USING MEAN VALUE THEOREM

Given $x<y$ in the interval $(a,b)$, the mean value theorem states that there exists a point $\lambda \in (a,b)$ for which

$$ \frac{g(x)-g(y)}{x-y} = g'(\lambda)$$

Since $g'$ is continuous on $[a,b]$, we know that it is bounded. Thus there exists $M>0$ such that

$$g'(x) \leq M \space \space \forall x \in (a,b)$$ and in particular, $|g'(\lambda)| \leq M$. Hence,

$$\frac{|g(x)-g(y)|}{|x-y|} \leq M$$

$$\implies |g(x)-g(y)| \leq M|x-y|.$$

By the Bolzano -Weistrass Theorem there exists (since $g' \in C([a,b])$)
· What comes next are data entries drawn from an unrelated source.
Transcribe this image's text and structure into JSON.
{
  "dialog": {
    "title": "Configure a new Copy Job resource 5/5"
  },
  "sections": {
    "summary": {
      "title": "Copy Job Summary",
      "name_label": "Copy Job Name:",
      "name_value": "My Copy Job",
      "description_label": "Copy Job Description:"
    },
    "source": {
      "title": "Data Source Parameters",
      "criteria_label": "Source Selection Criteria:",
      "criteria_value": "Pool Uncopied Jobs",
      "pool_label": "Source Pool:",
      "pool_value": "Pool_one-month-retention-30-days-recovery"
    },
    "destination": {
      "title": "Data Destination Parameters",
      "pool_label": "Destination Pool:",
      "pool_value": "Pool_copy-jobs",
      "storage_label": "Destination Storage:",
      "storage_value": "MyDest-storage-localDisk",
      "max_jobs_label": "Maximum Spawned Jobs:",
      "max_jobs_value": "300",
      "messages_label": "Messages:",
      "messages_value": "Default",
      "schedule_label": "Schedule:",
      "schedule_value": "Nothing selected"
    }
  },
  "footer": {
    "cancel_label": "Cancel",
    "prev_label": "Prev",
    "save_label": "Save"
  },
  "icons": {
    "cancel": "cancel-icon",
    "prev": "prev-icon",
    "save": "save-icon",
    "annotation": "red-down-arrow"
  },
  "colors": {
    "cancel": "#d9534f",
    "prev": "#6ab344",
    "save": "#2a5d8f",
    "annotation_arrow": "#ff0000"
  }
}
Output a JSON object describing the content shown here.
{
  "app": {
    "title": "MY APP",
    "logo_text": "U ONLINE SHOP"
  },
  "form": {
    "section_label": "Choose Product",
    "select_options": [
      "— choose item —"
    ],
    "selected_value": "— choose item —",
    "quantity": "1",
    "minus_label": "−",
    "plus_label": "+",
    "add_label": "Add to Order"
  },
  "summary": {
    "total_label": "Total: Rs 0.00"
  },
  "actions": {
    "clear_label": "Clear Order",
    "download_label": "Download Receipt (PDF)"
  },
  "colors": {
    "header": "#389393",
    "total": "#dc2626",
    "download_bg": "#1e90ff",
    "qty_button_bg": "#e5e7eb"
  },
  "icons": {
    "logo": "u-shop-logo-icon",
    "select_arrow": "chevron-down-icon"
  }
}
$$ M = \max_{x\in [a,b]} |g'(x)|.$$

Therefore,

$$|g(x)-g(y)| \leq \bigg(\max_{x\in [a,b]} |g'(x)|\bigg)|x-y|.$$

Want to prove without using mean value theorem as it is circle work.

Answer 1

Correct me if wrong:

Assume $x \ge y$:

Then:

$g(x)-g(y) =\int^{x}_{y}g'(t)dt, $

$|g(x)-g(y)| \le \int^{x}_{y}|g'(t)|dt \le $

$M|x-y|$, where

$M = \max|g'(t)|$, $t \in [a,b].$

Similarly consider $y < x$ to complete the proof.

Answer 2

As $g \in C^1([a,b])$ you can write
$\vert g(x) - g(y) \vert = \vert \int_x^y g'(t) dt \vert \leq \int_x^y \vert g'(t) \vert dt \leq \max_{x \in [a,b]} \vert g'(x) \vert \int_x^y 1 dt = \max_{x \in [a,b]} \vert g'(x) \vert \vert x - y \vert $.